India, at the time of independence, needed scientists and engineers to build the country. Not surprisingly, science education in India received a lot of attention. Children with an inkling of science were greatly benefitted. Slowly every household saw the potential of an engineer or a doctor or a scientist and before long it became the aspiration of mainstream India. Today there is such a need for entrepreneurs in our country, and beginning at the school level to produce them, would be but a natural progression.
Schools already have a commerce stream with Business Studies as a subject. This is a ‘sort after’ diversification from science. However, Entrepreneurship having a distinct innovative quality should either be a course that integrates science and commerce or it could be an added skill in both science and commerce stream.

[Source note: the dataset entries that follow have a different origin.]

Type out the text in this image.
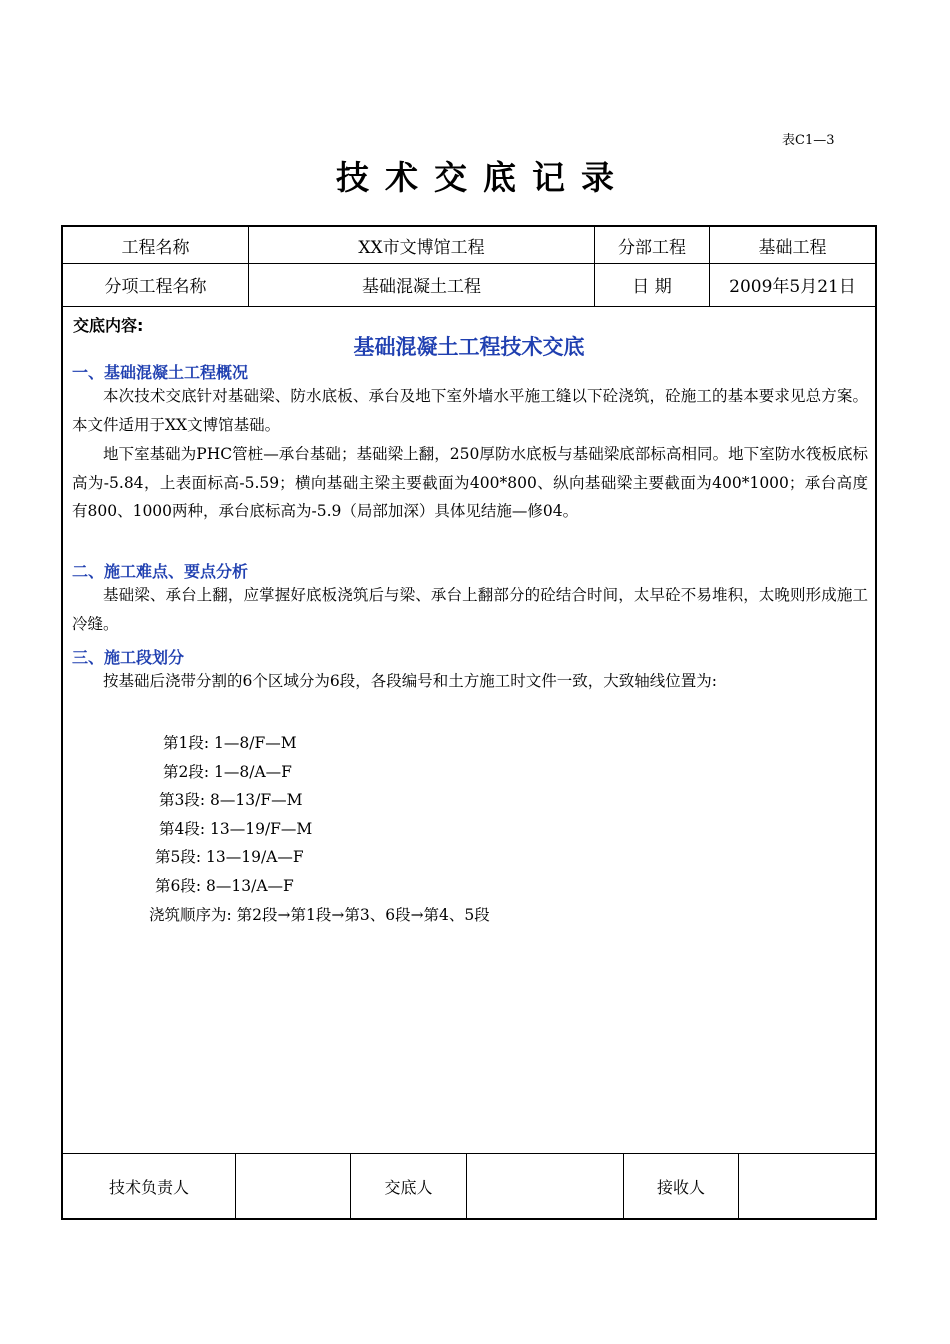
表C1—3
技术交底记录
工程名称	XX市文博馆工程	分部工程	基础工程
分项工程名称	基础混凝土工程	日 期	2009年5月21日
交底内容:
基础混凝土工程技术交底
一、基础混凝土工程概况
本次技术交底针对基础梁、防水底板、承台及地下室外墙水平施工缝以下砼浇筑，砼施工的基本要求见总方案。本文件适用于XX文博馆基础。
地下室基础为PHC管桩—承台基础；基础梁上翻，250厚防水底板与基础梁底部标高相同。地下室防水筏板底标高为-5.84，上表面标高-5.59；横向基础主梁主要截面为400*800、纵向基础梁主要截面为400*1000；承台高度有800、1000两种，承台底标高为-5.9（局部加深）具体见结施—修04。
二、施工难点、要点分析
基础梁、承台上翻，应掌握好底板浇筑后与梁、承台上翻部分的砼结合时间，太早砼不易堆积，太晚则形成施工冷缝。
三、施工段划分
按基础后浇带分割的6个区域分为6段，各段编号和土方施工时文件一致，大致轴线位置为:
第1段: 1—8/F—M
第2段: 1—8/A—F
第3段: 8—13/F—M
第4段: 13—19/F—M
第5段: 13—19/A—F
第6段: 8—13/A—F
浇筑顺序为: 第2段→第1段→第3、6段→第4、5段
技术负责人	交底人	接收人
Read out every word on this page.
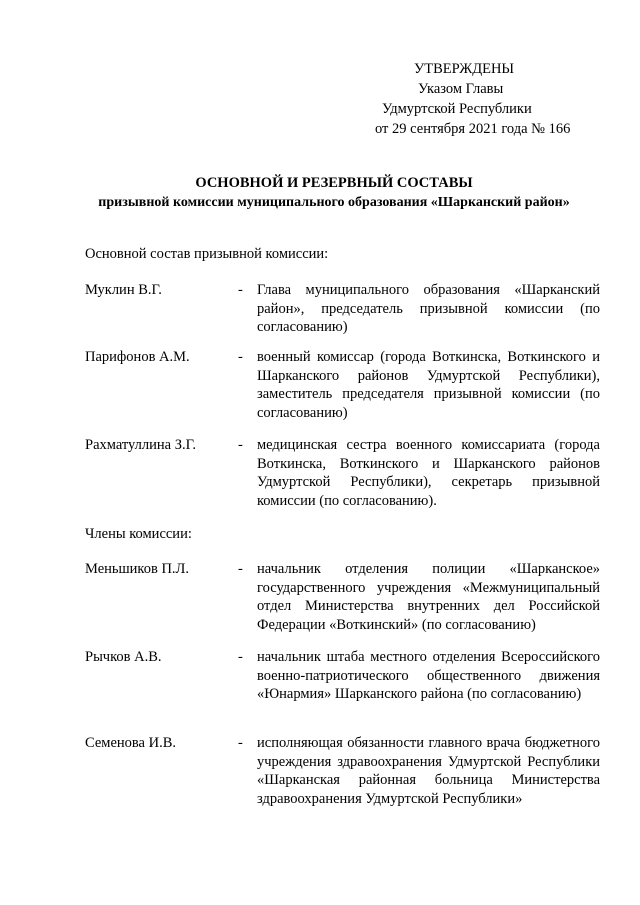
УТВЕРЖДЕНЫ
Указом Главы
Удмуртской Республики
от 29 сентября 2021 года № 166
ОСНОВНОЙ И РЕЗЕРВНЫЙ СОСТАВЫ
призывной комиссии муниципального образования «Шарканский район»
Основной состав призывной комиссии:
Муклин В.Г.	- Глава муниципального образования «Шарканский район», председатель призывной комиссии (по согласованию)
Парифонов А.М.	- военный комиссар (города Воткинска, Воткинского и Шарканского районов Удмуртской Республики), заместитель председателя призывной комиссии (по согласованию)
Рахматуллина З.Г.	- медицинская сестра военного комиссариата (города Воткинска, Воткинского и Шарканского районов Удмуртской Республики), секретарь призывной комиссии (по согласованию).
Члены комиссии:
Меньшиков П.Л.	- начальник отделения полиции «Шарканское» государственного учреждения «Межмуниципальный отдел Министерства внутренних дел Российской Федерации «Воткинский» (по согласованию)
Рычков А.В.	- начальник штаба местного отделения Всероссийского военно-патриотического общественного движения «Юнармия» Шарканского района (по согласованию)
Семенова И.В.	- исполняющая обязанности главного врача бюджетного учреждения здравоохранения Удмуртской Республики «Шарканская районная больница Министерства здравоохранения Удмуртской Республики»
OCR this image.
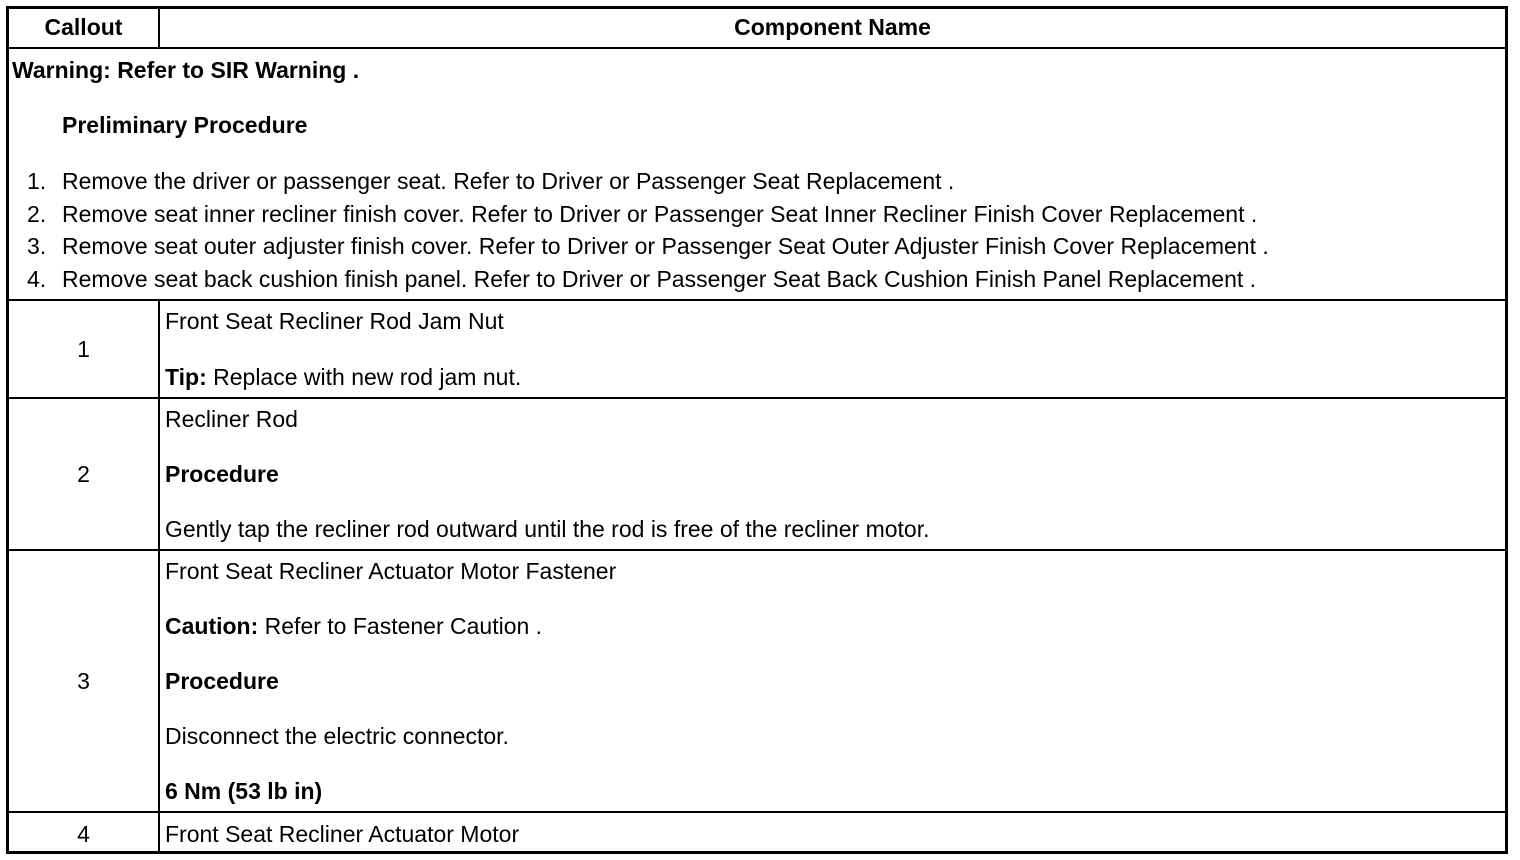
Callout	Component Name
Warning: Refer to SIR Warning .
Preliminary Procedure
1. Remove the driver or passenger seat. Refer to Driver or Passenger Seat Replacement .
2. Remove seat inner recliner finish cover. Refer to Driver or Passenger Seat Inner Recliner Finish Cover Replacement .
3. Remove seat outer adjuster finish cover. Refer to Driver or Passenger Seat Outer Adjuster Finish Cover Replacement .
4. Remove seat back cushion finish panel. Refer to Driver or Passenger Seat Back Cushion Finish Panel Replacement .
1
Front Seat Recliner Rod Jam Nut
Tip: Replace with new rod jam nut.
2
Recliner Rod
Procedure
Gently tap the recliner rod outward until the rod is free of the recliner motor.
3
Front Seat Recliner Actuator Motor Fastener
Caution: Refer to Fastener Caution .
Procedure
Disconnect the electric connector.
6 Nm (53 lb in)
4	Front Seat Recliner Actuator Motor
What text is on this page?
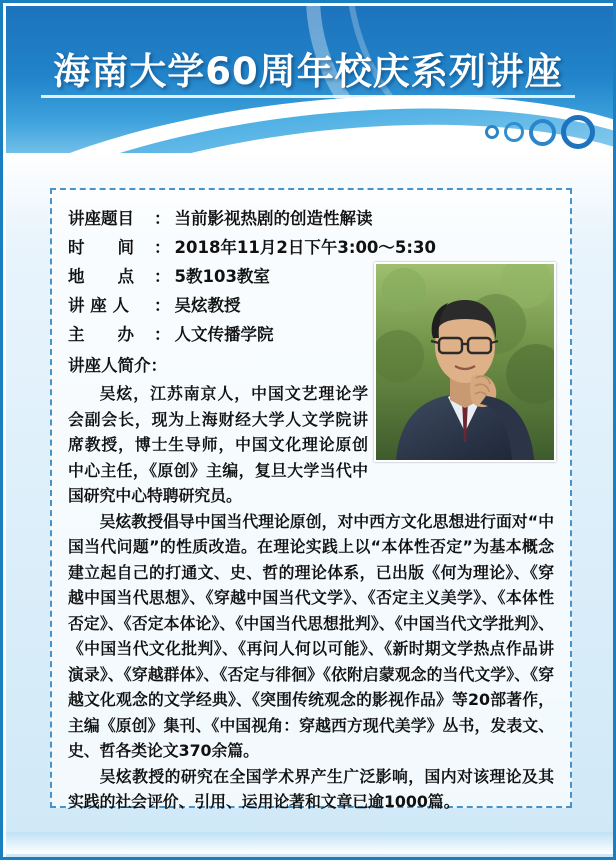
海南大学60周年校庆系列讲座
讲座题目	： 当前影视热剧的创造性解读
时　　间	： 2018年11月2日下午3:00～5:30
地　　点	： 5教103教室
讲 座 人	： 吴炫教授
主　　办	： 人文传播学院
讲座人简介：

吴炫，江苏南京人，中国文艺理论学会副会长，现为上海财经大学人文学院讲席教授，博士生导师，中国文化理论原创中心主任，《原创》主编，复旦大学当代中国研究中心特聘研究员。

吴炫教授倡导中国当代理论原创，对中西方文化思想进行面对“中国当代问题”的性质改造。在理论实践上以“本体性否定”为基本概念建立起自己的打通文、史、哲的理论体系，已出版《何为理论》、《穿越中国当代思想》、《穿越中国当代文学》、《否定主义美学》、《本体性否定》、《否定本体论》、《中国当代思想批判》、《中国当代文学批判》、《中国当代文化批判》、《再问人何以可能》、《新时期文学热点作品讲演录》、《穿越群体》、《否定与徘徊》《依附启蒙观念的当代文学》、《穿越文化观念的文学经典》、《突围传统观念的影视作品》等20部著作，主编《原创》集刊、《中国视角：穿越西方现代美学》丛书，发表文、史、哲各类论文370余篇。

吴炫教授的研究在全国学术界产生广泛影响，国内对该理论及其实践的社会评价、引用、运用论著和文章已逾1000篇。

When education at high school takes a wide turn, with studies that involve an entrepreneurial nature, children benefit in three levels. They design a concept, make an expression of it by launching their products, and strategize keeping real-life situations in mind. This helps them build a deep foundation in the understanding of entrepreneurial facts and strategies. It also helps them in trying out what they learned through ventures of their own when the risk is minimal.
In a highly competitive and industrialized job market, parents across the globe want their children to have the best possible start. In India, there is a need to find alternative solutions to equip children to become independent, especially in an atmosphere where employment and employability are discussed with skepticism.
Educators often agree that children perceive knowledge based on what they already know. By gaining practical skills at the high school level, children understand real-life situations instead of having to build their knowledge on preconceived perceptions.
The European commision has funded several projects across Europe for training teachers of all subjects towards entrepreneurship education in schools. In America, there are several in-school and after-school programs that help children who are not likely to enter college, find a direction.
In India, there is an imminent need for education to be inclusive for entrepreneurial studies, as it is directly connected to its current economic needs. Entrepreneurship at secondary school would be a timely intervention towards benefitting children capable of starting a new business.
Traditionally India has not been open to entrepreneurial ventures. The bureaucratic red tape has often hindered the process. However, India is now slowly opening up to more creative ideas and it seems to be willing to take more ‘risks’. Socially too young entrepreneurs are more accepted as leaders today than they were a generation ago. The government of India has further eased the ecosystem with its ‘Startup’ India campaign. Today Entrepreneurship is on national agenda and not just a means to individual wealth.
It is no wonder then why some schools like Jain International Residential School, Bangalore already have entrepreneurial skill-building activities for the personal development of its students.
As compared to employees, entrepreneurs were shown to be more achievement oriented, extraverted, and open for new experiences than others. At the same time they appeared to share lower levels of anxiety, external control beliefs, and agreeableness.
With better encouragement from the educational board, more schools across the country can benefit from entrepreneurship programs. A curriculum that includes entrepreneurship, communicative and management skills will result in schools producing a larger scope of intelligent individuals ready to be further trained in their specialties. For the country, it would be one of the most appropriate advancements for the future.